With the assistance of the Royal Australasian College of Physicians, the Australasian Chapter of Sexual Health Medicine (AChSHM) Council produced and distributed to its membership an online survey. The survey listed 5 examples of clinical practices in sexual health medicine which may be overused, inappropriate or of limited effectiveness in a given clinical context.
Members were asked to comment on these examples and to suggest other low-value practices which may be a sizeable issue in the specialty. Based on the feedback, 8 items were identified for further investigation by AChSHM Council through an evidence review. This resulted in the final list of 5 recommendations which were endorsed by the Council on 15 December 2015.

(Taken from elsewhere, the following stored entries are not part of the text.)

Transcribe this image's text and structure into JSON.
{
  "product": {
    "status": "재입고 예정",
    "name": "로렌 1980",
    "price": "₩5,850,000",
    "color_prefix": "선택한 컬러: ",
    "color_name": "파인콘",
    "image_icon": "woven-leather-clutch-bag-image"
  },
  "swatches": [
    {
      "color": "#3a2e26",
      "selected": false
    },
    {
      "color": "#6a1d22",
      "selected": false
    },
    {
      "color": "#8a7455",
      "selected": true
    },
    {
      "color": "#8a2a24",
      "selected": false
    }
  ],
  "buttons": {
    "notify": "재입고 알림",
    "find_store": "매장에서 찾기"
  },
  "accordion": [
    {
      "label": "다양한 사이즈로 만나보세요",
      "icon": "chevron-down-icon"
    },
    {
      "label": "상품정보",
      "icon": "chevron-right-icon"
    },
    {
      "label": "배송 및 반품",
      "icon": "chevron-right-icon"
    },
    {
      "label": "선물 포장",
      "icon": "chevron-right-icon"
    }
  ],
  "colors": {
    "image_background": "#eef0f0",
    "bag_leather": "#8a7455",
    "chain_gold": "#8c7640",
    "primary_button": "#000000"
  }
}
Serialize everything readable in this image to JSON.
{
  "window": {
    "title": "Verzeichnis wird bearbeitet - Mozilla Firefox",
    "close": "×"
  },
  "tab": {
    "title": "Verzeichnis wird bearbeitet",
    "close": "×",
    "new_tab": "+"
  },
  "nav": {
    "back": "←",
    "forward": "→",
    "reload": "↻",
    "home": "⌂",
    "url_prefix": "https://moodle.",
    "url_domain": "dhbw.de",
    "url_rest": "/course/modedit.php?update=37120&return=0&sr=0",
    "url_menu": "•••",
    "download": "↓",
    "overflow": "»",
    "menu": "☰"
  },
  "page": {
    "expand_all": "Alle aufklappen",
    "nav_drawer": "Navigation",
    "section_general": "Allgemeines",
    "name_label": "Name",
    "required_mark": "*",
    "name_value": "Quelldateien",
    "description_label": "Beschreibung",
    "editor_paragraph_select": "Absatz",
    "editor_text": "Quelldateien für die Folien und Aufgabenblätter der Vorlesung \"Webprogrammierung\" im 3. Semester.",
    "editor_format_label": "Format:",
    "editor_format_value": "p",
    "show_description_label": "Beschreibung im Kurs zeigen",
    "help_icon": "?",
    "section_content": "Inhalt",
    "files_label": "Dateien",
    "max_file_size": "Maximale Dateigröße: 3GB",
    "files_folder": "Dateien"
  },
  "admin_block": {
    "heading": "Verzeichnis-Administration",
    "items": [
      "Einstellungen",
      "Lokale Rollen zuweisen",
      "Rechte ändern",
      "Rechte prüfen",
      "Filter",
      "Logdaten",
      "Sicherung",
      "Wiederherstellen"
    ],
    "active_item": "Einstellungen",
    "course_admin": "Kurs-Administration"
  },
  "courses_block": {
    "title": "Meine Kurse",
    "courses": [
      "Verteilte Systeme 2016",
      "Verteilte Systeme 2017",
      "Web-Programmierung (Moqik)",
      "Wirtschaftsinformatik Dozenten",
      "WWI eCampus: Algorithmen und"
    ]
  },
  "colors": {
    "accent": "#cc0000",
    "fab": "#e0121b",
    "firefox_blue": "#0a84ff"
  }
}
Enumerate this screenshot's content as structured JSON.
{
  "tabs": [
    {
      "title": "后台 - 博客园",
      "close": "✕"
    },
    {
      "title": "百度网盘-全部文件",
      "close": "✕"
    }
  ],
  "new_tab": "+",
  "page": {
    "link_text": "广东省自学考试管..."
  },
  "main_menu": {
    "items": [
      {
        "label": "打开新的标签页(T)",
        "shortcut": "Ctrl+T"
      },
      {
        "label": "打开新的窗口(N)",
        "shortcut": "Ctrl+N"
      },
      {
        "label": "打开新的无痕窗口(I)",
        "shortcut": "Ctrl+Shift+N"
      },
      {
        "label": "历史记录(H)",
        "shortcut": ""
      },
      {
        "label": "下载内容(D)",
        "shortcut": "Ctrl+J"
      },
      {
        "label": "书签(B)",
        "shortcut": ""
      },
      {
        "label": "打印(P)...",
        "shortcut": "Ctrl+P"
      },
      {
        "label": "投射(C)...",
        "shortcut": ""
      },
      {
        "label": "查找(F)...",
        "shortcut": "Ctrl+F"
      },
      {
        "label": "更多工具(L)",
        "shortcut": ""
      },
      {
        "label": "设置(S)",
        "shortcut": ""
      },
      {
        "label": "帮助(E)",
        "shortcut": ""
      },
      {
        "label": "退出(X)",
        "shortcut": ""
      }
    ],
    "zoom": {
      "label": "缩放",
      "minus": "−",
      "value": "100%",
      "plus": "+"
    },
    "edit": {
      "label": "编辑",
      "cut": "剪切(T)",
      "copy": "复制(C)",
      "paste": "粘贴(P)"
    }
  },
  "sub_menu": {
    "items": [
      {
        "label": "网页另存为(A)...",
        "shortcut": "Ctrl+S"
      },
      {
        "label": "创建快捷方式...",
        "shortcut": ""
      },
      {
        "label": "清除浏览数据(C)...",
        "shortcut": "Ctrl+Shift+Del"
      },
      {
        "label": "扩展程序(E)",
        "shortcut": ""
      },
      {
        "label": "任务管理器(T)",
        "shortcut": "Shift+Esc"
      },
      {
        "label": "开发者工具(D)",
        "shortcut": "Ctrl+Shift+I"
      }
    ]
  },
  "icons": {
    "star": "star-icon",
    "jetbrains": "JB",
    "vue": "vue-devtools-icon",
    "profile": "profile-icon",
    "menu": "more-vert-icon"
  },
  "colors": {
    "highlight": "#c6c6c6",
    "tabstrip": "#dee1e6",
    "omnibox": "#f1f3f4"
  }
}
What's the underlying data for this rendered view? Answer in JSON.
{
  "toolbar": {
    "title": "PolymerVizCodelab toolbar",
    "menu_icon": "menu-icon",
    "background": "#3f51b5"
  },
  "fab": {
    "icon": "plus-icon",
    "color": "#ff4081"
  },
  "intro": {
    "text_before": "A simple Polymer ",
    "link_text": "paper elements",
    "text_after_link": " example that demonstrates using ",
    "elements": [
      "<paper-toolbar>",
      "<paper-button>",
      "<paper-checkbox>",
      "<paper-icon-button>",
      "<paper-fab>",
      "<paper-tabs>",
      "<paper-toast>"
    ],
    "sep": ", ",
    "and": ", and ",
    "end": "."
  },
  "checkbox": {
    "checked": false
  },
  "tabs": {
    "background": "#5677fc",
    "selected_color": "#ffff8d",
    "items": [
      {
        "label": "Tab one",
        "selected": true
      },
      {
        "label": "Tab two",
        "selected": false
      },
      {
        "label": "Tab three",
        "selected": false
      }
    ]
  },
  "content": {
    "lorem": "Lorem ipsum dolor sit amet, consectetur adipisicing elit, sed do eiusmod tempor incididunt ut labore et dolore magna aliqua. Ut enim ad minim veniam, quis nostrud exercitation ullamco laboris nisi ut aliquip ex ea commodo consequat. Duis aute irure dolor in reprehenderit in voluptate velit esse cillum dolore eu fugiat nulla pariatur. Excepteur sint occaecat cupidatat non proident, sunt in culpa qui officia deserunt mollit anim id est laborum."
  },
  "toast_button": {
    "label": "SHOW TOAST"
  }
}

- 1 Do not order herpes serology tests unless there is a clear clinical indication.
- 2 Do not screen for chlamydia using serological tests.
- 3 Do not treat recurrent or persistent symptoms of vulvovaginal candidiasis with topical and oral anti-fungal agents without further clinical and microbiological assessment.
- 4 Do not test for ureaplasma species in asymptomatic patients.
- 5 Reconsider the use of nucleic acid amplification testing for gonorrhoea in low-prevalence (i.e. <1% prevalence) populations and people who do not belong to a higher risk group.